Gerard Shannon
The Skerries Historical Society presentation this month, by Gerard Shannon, tackled ‘The Bombing of Skerries Civic Guard Barracks during the Civil War, 11 February 1923’ and was given 97 years to the day after the bombing took place.
Fingal, and Skerries in particular, was more fortunate than many parts of the country during the Civil War although it did not completely escape the shadow of strife – the shooting of Harry Boland during his arrest in The Grand Hotel, in July 1922, is probably the most famous Civil War event to occur in Skerries and is certainly the most poignant with Boland’s former great friend, Michael Collins, ordering his arrest.

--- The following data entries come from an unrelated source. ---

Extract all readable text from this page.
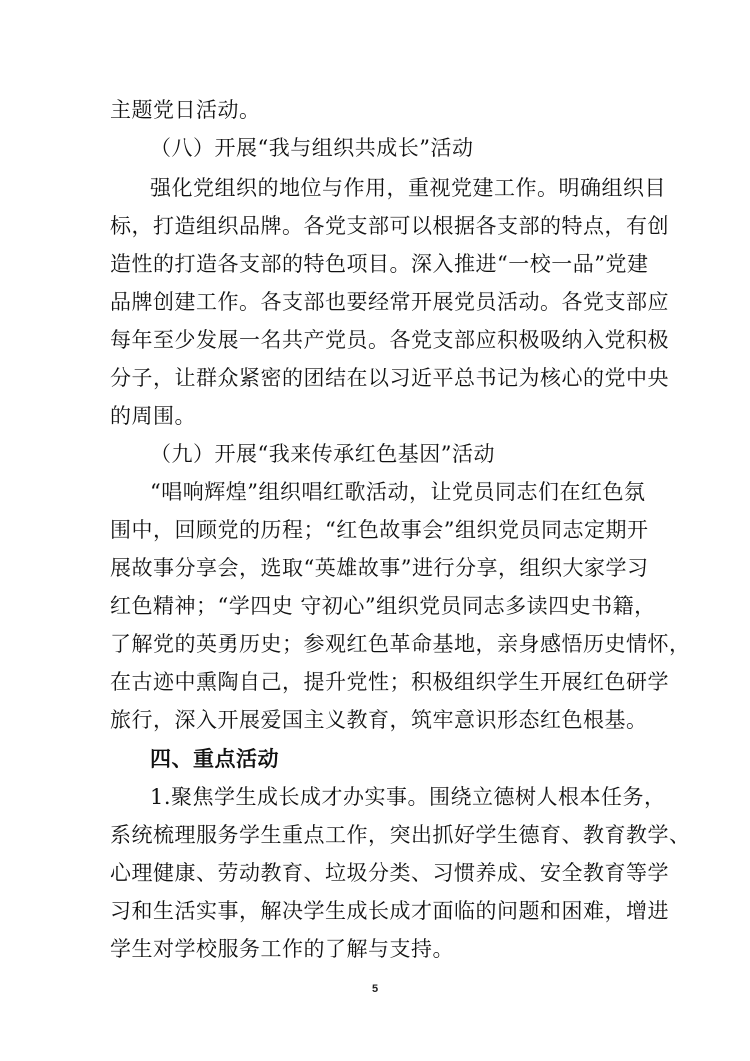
主题党日活动。
（八）开展“我与组织共成长”活动
强化党组织的地位与作用，重视党建工作。明确组织目
标，打造组织品牌。各党支部可以根据各支部的特点，有创
造性的打造各支部的特色项目。深入推进“一校一品”党建
品牌创建工作。各支部也要经常开展党员活动。各党支部应
每年至少发展一名共产党员。各党支部应积极吸纳入党积极
分子，让群众紧密的团结在以习近平总书记为核心的党中央
的周围。
（九）开展“我来传承红色基因”活动
“唱响辉煌”组织唱红歌活动，让党员同志们在红色氛
围中，回顾党的历程；“红色故事会”组织党员同志定期开
展故事分享会，选取“英雄故事”进行分享，组织大家学习
红色精神；“学四史 守初心”组织党员同志多读四史书籍，
了解党的英勇历史；参观红色革命基地，亲身感悟历史情怀，
在古迹中熏陶自己，提升党性；积极组织学生开展红色研学
旅行，深入开展爱国主义教育，筑牢意识形态红色根基。
四、重点活动
1.聚焦学生成长成才办实事。围绕立德树人根本任务，
系统梳理服务学生重点工作，突出抓好学生德育、教育教学、
心理健康、劳动教育、垃圾分类、习惯养成、安全教育等学
习和生活实事，解决学生成长成才面临的问题和困难，增进
学生对学校服务工作的了解与支持。
5
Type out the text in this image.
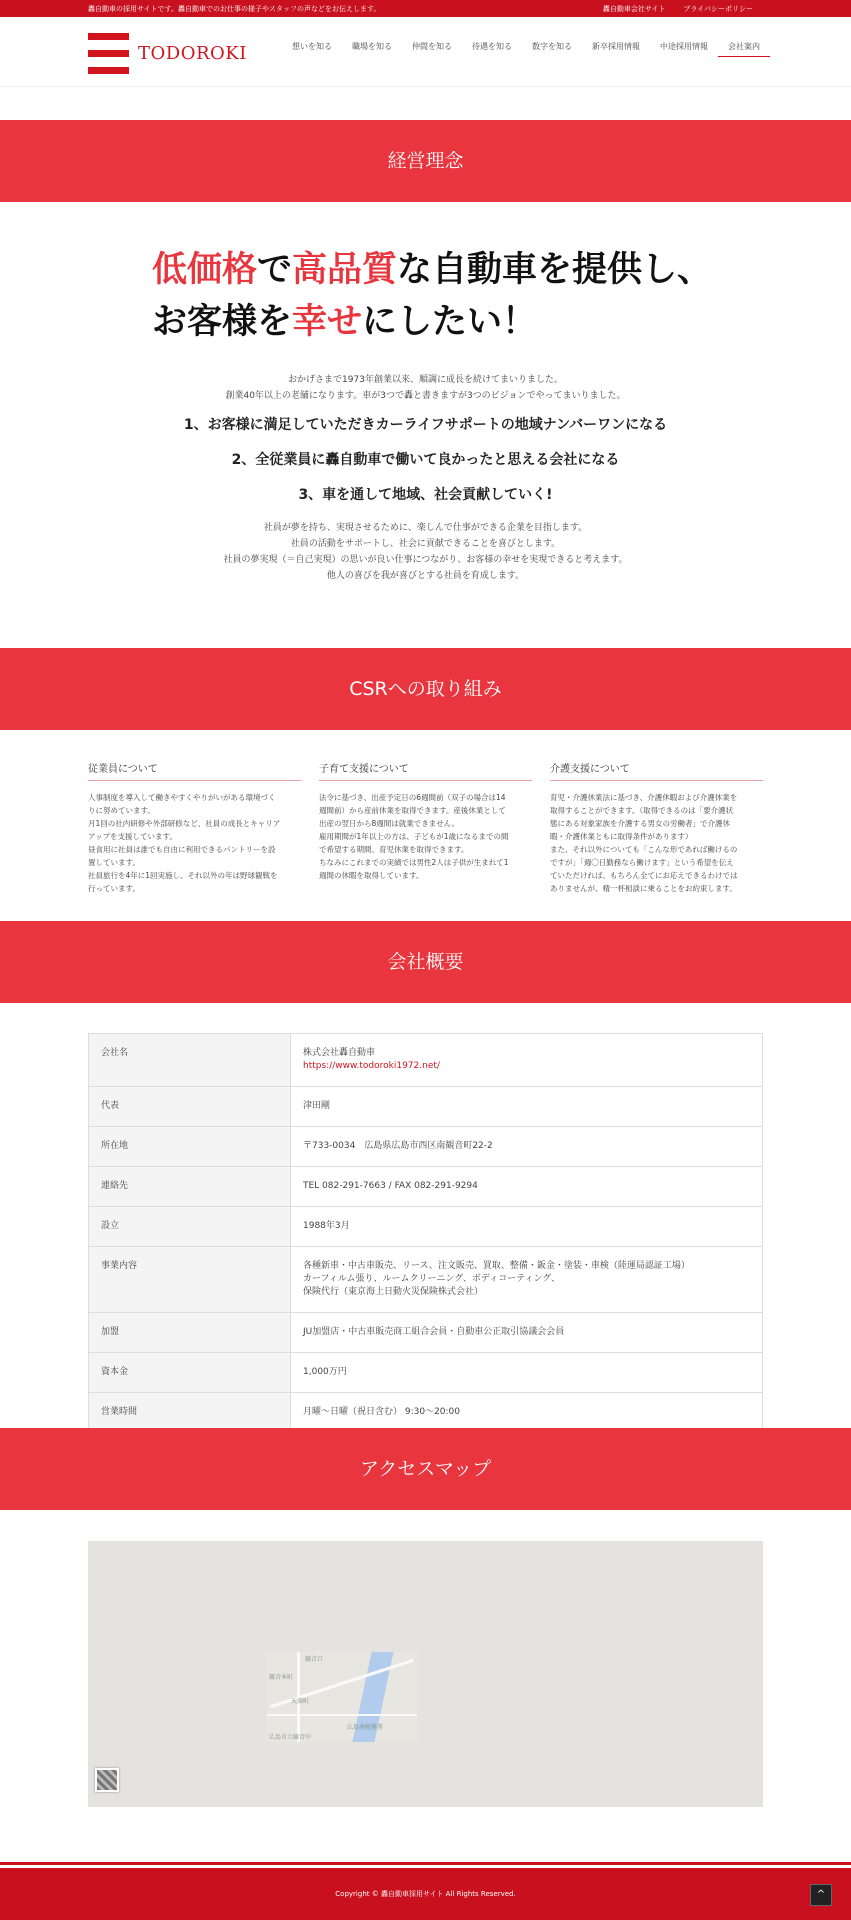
轟自動車の採用サイトです。轟自動車でのお仕事の様子やスタッフの声などをお伝えします。	轟自動車会社サイト	プライバシーポリシー
TODOROKI	想いを知る	職場を知る	仲間を知る	待遇を知る	数字を知る	新卒採用情報	中途採用情報	会社案内
経営理念
低価格で高品質な自動車を提供し、
お客様を幸せにしたい！
おかげさまで1973年創業以来、順調に成長を続けてまいりました。
創業40年以上の老舗になります。車が3つで轟と書きますが3つのビジョンでやってまいりました。
1、お客様に満足していただきカーライフサポートの地域ナンバーワンになる
2、全従業員に轟自動車で働いて良かったと思える会社になる
3、車を通して地域、社会貢献していく!
社員が夢を持ち、実現させるために、楽しんで仕事ができる企業を目指します。
社員の活動をサポートし、社会に貢献できることを喜びとします。
社員の夢実現（＝自己実現）の思いが良い仕事につながり、お客様の幸せを実現できると考えます。
他人の喜びを我が喜びとする社員を育成します。
CSRへの取り組み
従業員について

人事制度を導入して働きやすくやりがいがある環境づく
りに努めています。
月1回の社内研修や外部研修など、社員の成長とキャリア
アップを支援しています。
昼食用に社員は誰でも自由に利用できるパントリーを設
置しています。
社員旅行を4年に1回実施し、それ以外の年は野球観戦を
行っています。

子育て支援について

法令に基づき、出産予定日の6週間前（双子の場合は14
週間前）から産前休業を取得できます。産後休業として
出産の翌日から8週間は就業できません。
雇用期間が1年以上の方は、子どもが1歳になるまでの間
で希望する期間、育児休業を取得できます。
ちなみにこれまでの実績では男性2人は子供が生まれて1
週間の休暇を取得しています。

介護支援について

育児・介護休業法に基づき、介護休暇および介護休業を
取得することができます。（取得できるのは「要介護状
態にある対象家族を介護する男女の労働者」で介護休
暇・介護休業ともに取得条件があります）
また、それ以外についても「こんな形であれば働けるの
ですが」「週〇日勤務なら働けます」という希望を伝え
ていただければ、もちろん全てにお応えできるわけでは
ありませんが、精一杯相談に乗ることをお約束します。

会社概要
会社名	株式会社轟自動車
https://www.todoroki1972.net/

代表	津田剛
所在地	〒733-0034　広島県広島市西区南観音町22-2
連絡先	TEL 082-291-7663 / FAX 082-291-9294
設立	1988年3月
事業内容	各種新車・中古車販売、リース、注文販売、買取、整備・鈑金・塗装・車検（陸運局認証工場）
カーフィルム張り、ルームクリーニング、ボディコーティング、
保険代行（東京海上日動火災保険株式会社）

加盟	JU加盟店・中古車販売商工組合会員・自動車公正取引協議会会員
資本金	1,000万円
営業時間	月曜〜日曜（祝日含む） 9:30〜20:00
アクセスマップ
観音口
観音本町
広島市立観音中
広島南税務署
天満町
Copyright © 轟自動車採用サイト All Rights Reserved.	^
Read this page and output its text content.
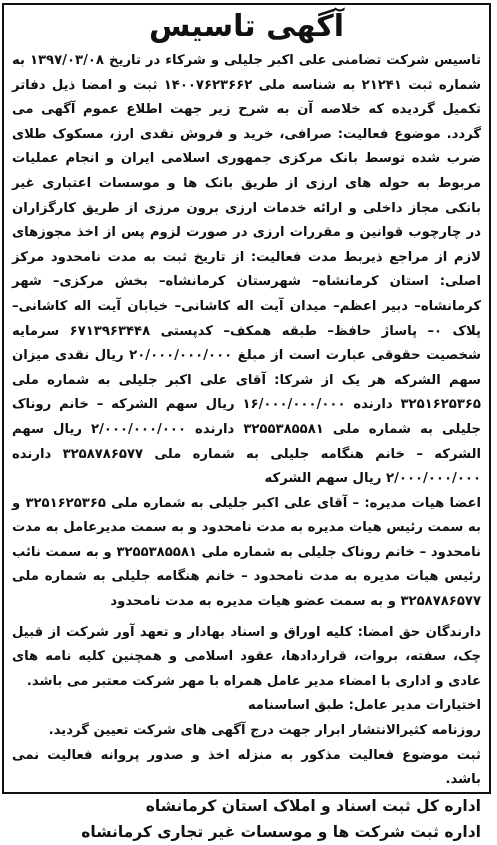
آگهی تاسیس

تاسیس شرکت تضامنی علی اکبر جلیلی و شرکاء در تاریخ ۱۳۹۷/۰۳/۰۸ به شماره ثبت ۲۱۲۴۱ به شناسه ملی ۱۴۰۰۷۶۲۳۶۶۲ ثبت و امضا ذیل دفاتر تکمیل گردیده که خلاصه آن به شرح زیر جهت اطلاع عموم آگهی می گردد. موضوع فعالیت: صرافی، خرید و فروش نقدی ارز، مسکوک طلای ضرب شده توسط بانک مرکزی جمهوری اسلامی ایران و انجام عملیات مربوط به حوله های ارزی از طریق بانک ها و موسسات اعتباری غیر بانکی مجاز داخلی و ارائه خدمات ارزی برون مرزی از طریق کارگزاران در چارچوب قوانین و مقررات ارزی در صورت لزوم پس از اخذ مجوزهای لازم از مراجع ذیربط مدت فعالیت: از تاریخ ثبت به مدت نامحدود مرکز اصلی: استان کرمانشاه– شهرستان کرمانشاه– بخش مرکزی– شهر کرمانشاه– دبیر اعظم– میدان آیت اله کاشانی– خیابان آیت اله کاشانی– پلاک ۰– پاساژ حافظ– طبقه همکف– کدپستی ۶۷۱۳۹۶۳۴۴۸ سرمایه شخصیت حقوقی عبارت است از مبلغ ۲۰/۰۰۰/۰۰۰/۰۰۰ ریال نقدی میزان سهم الشرکه هر یک از شرکا: آقای علی اکبر جلیلی به شماره ملی ۳۲۵۱۶۲۵۳۶۵ دارنده ۱۶/۰۰۰/۰۰۰/۰۰۰ ریال سهم الشرکه – خانم روناک جلیلی به شماره ملی ۳۲۵۵۳۸۵۵۸۱ دارنده ۲/۰۰۰/۰۰۰/۰۰۰ ریال سهم الشرکه – خانم هنگامه جلیلی به شماره ملی ۳۲۵۸۷۸۶۵۷۷ دارنده ۲/۰۰۰/۰۰۰/۰۰۰ ریال سهم الشرکه

اعضا هیات مدیره: – آقای علی اکبر جلیلی به شماره ملی ۳۲۵۱۶۲۵۳۶۵ و به سمت رئیس هیات مدیره به مدت نامحدود و به سمت مدیرعامل به مدت نامحدود – خانم روناک جلیلی به شماره ملی ۳۲۵۵۳۸۵۵۸۱ و به سمت نائب رئیس هیات مدیره به مدت نامحدود – خانم هنگامه جلیلی به شماره ملی ۳۲۵۸۷۸۶۵۷۷ و به سمت عضو هیات مدیره به مدت نامحدود

دارندگان حق امضا: کلیه اوراق و اسناد بهادار و تعهد آور شرکت از قبیل چک، سفته، بروات، قراردادها، عقود اسلامی و همچنین کلیه نامه های عادی و اداری با امضاء مدیر عامل همراه با مهر شرکت معتبر می باشد.

اختیارات مدیر عامل: طبق اساسنامه

روزنامه کثیرالانتشار ابرار جهت درج آگهی های شرکت تعیین گردید.

ثبت موضوع فعالیت مذکور به منزله اخذ و صدور پروانه فعالیت نمی باشد.

اداره کل ثبت اسناد و املاک استان کرمانشاه
اداره ثبت شرکت ها و موسسات غیر تجاری کرمانشاه
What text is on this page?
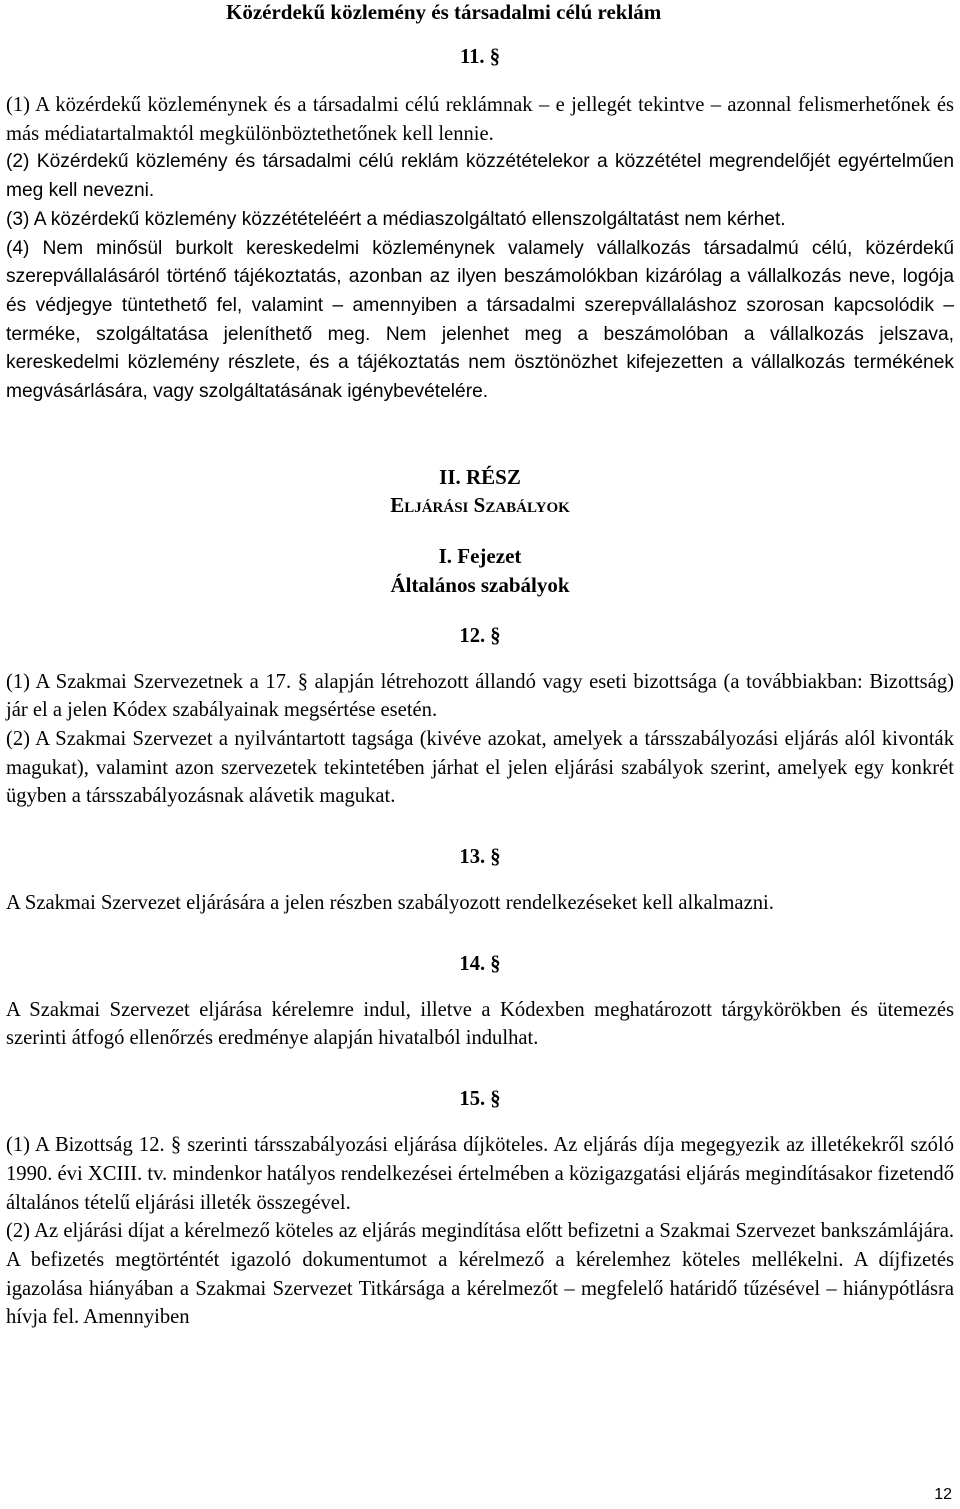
Közérdekű közlemény és társadalmi célú reklám
11. §

(1) A közérdekű közleménynek és a társadalmi célú reklámnak – e jellegét tekintve – azonnal felismerhetőnek és más médiatartalmaktól megkülönböztethetőnek kell lennie.

(2) Közérdekű közlemény és társadalmi célú reklám közzétételekor a közzététel megrendelőjét egyértelműen meg kell nevezni.

(3) A közérdekű közlemény közzétételéért a médiaszolgáltató ellenszolgáltatást nem kérhet.

(4) Nem minősül burkolt kereskedelmi közleménynek valamely vállalkozás társadalmú célú, közérdekű szerepvállalásáról történő tájékoztatás, azonban az ilyen beszámolókban kizárólag a vállalkozás neve, logója és védjegye tüntethető fel, valamint – amennyiben a társadalmi szerepvállaláshoz szorosan kapcsolódik – terméke, szolgáltatása jeleníthető meg. Nem jelenhet meg a beszámolóban a vállalkozás jelszava, kereskedelmi közlemény részlete, és a tájékoztatás nem ösztönözhet kifejezetten a vállalkozás termékének megvásárlására, vagy szolgáltatásának igénybevételére.

II. RÉSZ
Eljárási Szabályok
I. Fejezet
Általános szabályok
12. §

(1) A Szakmai Szervezetnek a 17. § alapján létrehozott állandó vagy eseti bizottsága (a továbbiakban: Bizottság) jár el a jelen Kódex szabályainak megsértése esetén.

(2) A Szakmai Szervezet a nyilvántartott tagsága (kivéve azokat, amelyek a társszabályozási eljárás alól kivonták magukat), valamint azon szervezetek tekintetében járhat el jelen eljárási szabályok szerint, amelyek egy konkrét ügyben a társszabályozásnak alávetik magukat.

13. §

A Szakmai Szervezet eljárására a jelen részben szabályozott rendelkezéseket kell alkalmazni.

14. §

A Szakmai Szervezet eljárása kérelemre indul, illetve a Kódexben meghatározott tárgykörökben és ütemezés szerinti átfogó ellenőrzés eredménye alapján hivatalból indulhat.

15. §

(1) A Bizottság 12. § szerinti társszabályozási eljárása díjköteles. Az eljárás díja megegyezik az illetékekről szóló 1990. évi XCIII. tv. mindenkor hatályos rendelkezései értelmében a közigazgatási eljárás megindításakor fizetendő általános tételű eljárási illeték összegével.

(2) Az eljárási díjat a kérelmező köteles az eljárás megindítása előtt befizetni a Szakmai Szervezet bankszámlájára. A befizetés megtörténtét igazoló dokumentumot a kérelmező a kérelemhez köteles mellékelni. A díjfizetés igazolása hiányában a Szakmai Szervezet Titkársága a kérelmezőt – megfelelő határidő tűzésével – hiánypótlásra hívja fel. Amennyiben

12
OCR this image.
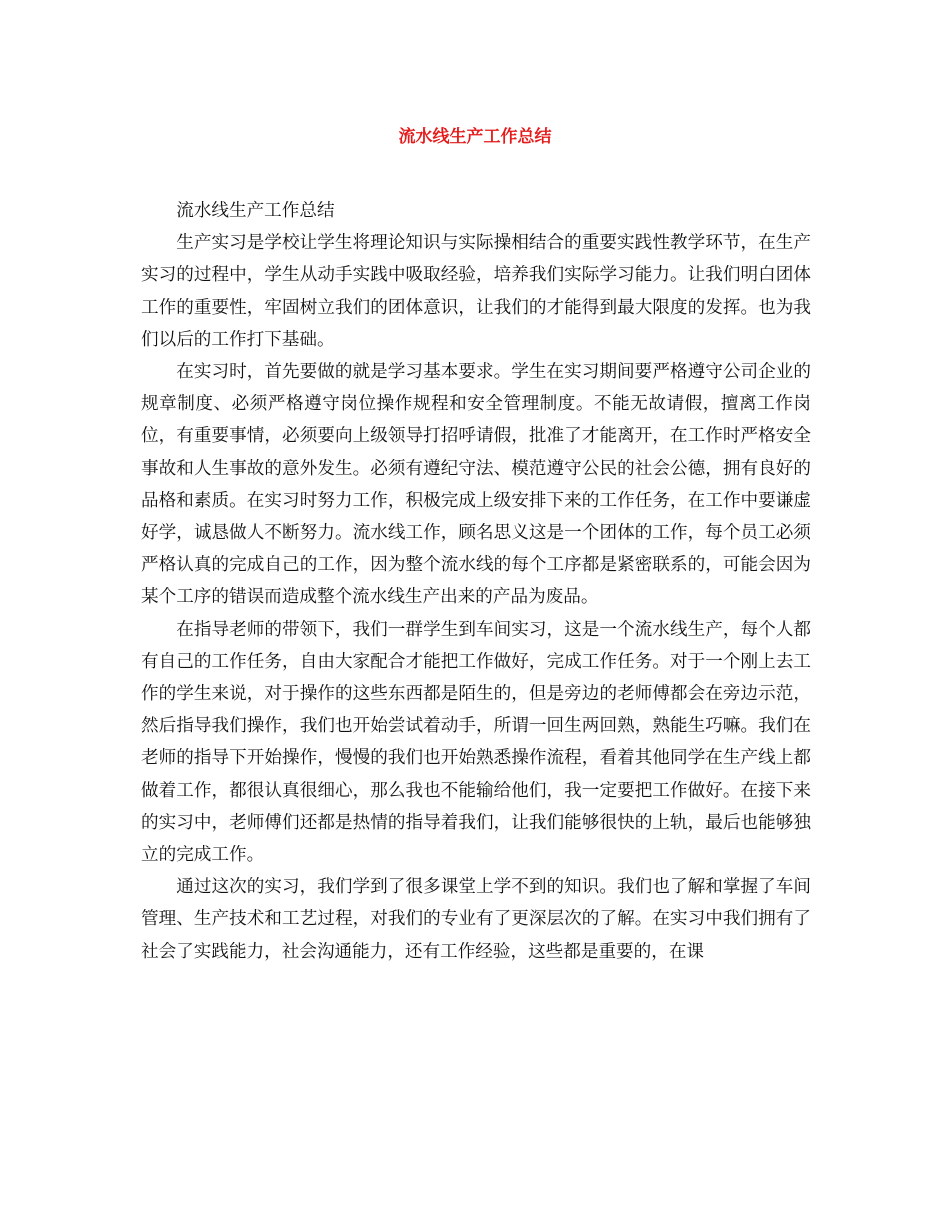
流水线生产工作总结

流水线生产工作总结

生产实习是学校让学生将理论知识与实际操相结合的重要实践性教学环节，在生产实习的过程中，学生从动手实践中吸取经验，培养我们实际学习能力。让我们明白团体工作的重要性，牢固树立我们的团体意识，让我们的才能得到最大限度的发挥。也为我们以后的工作打下基础。

在实习时，首先要做的就是学习基本要求。学生在实习期间要严格遵守公司企业的规章制度、必须严格遵守岗位操作规程和安全管理制度。不能无故请假，擅离工作岗位，有重要事情，必须要向上级领导打招呼请假，批准了才能离开，在工作时严格安全事故和人生事故的意外发生。必须有遵纪守法、模范遵守公民的社会公德，拥有良好的品格和素质。在实习时努力工作，积极完成上级安排下来的工作任务，在工作中要谦虚好学，诚恳做人不断努力。流水线工作，顾名思义这是一个团体的工作，每个员工必须严格认真的完成自己的工作，因为整个流水线的每个工序都是紧密联系的，可能会因为某个工序的错误而造成整个流水线生产出来的产品为废品。

在指导老师的带领下，我们一群学生到车间实习，这是一个流水线生产，每个人都有自己的工作任务，自由大家配合才能把工作做好，完成工作任务。对于一个刚上去工作的学生来说，对于操作的这些东西都是陌生的，但是旁边的老师傅都会在旁边示范，然后指导我们操作，我们也开始尝试着动手，所谓一回生两回熟，熟能生巧嘛。我们在老师的指导下开始操作，慢慢的我们也开始熟悉操作流程，看着其他同学在生产线上都做着工作，都很认真很细心，那么我也不能输给他们，我一定要把工作做好。在接下来的实习中，老师傅们还都是热情的指导着我们，让我们能够很快的上轨，最后也能够独立的完成工作。

通过这次的实习，我们学到了很多课堂上学不到的知识。我们也了解和掌握了车间管理、生产技术和工艺过程，对我们的专业有了更深层次的了解。在实习中我们拥有了社会了实践能力，社会沟通能力，还有工作经验，这些都是重要的，在课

It was some six months later that members of an anti-Treaty IRA brigade blew up the former RIC barracks on Strand Street, then occupied by the Civic Guard. This new body had been formed in February 1922 under the auspices of Michael Collins to replace the RIC which, so long associated with British rule, did not have the support of the people.
It is clear that the anti-Treaty men wanted to make a point but had no desire to take Irish lives. About thirty of them arrived in motor cars in the early hours of 11 February 1923 and, after forcing the guards out of the barracks at gunpoint, placed a mine under the stairs, retired to a safe distance, and set it off.
The raiders knew what they were doing. While the building was a complete wreck, no one suffered any injuries and surrounding buildings suffered very little damage although local newspaper reports noted that ‘the force of the blast shattered windows throughout the town’. The seven guards were forced to move down the road to The Grand Hotel until other quarters could be found for them.
Locals must have been grateful that there was no loss of life or limb but there was certainly loss of property as the ten compensation claims testify to. Most of the claims were for those shattered windows but there were two more complicated ones.
Lina Cooper was in the process of buying a house from Annette Thornhill. She had paid £100 deposit and had already paid out money for repairs to a property in Little Strand Street, behind the barracks, which she intended to let out to summer visitors. Furniture she had already moved in to the house was damaged beyond repair but, although she was compensated to the tune of £45 for the structural damage, she got nothing for the furniture or the loss of revenue for that summer of 1923 when the house could not be let out. She also had to wait five years before she got anything at all.
The other major compensation claim was from Annette Thornhill who actually owned the barracks – the Civic Guard only rented them. The building was restored to its former glory for the then fabulous sum of £1440, and eventually sold, after some wrangling, to what had by then become An Garda Síochána.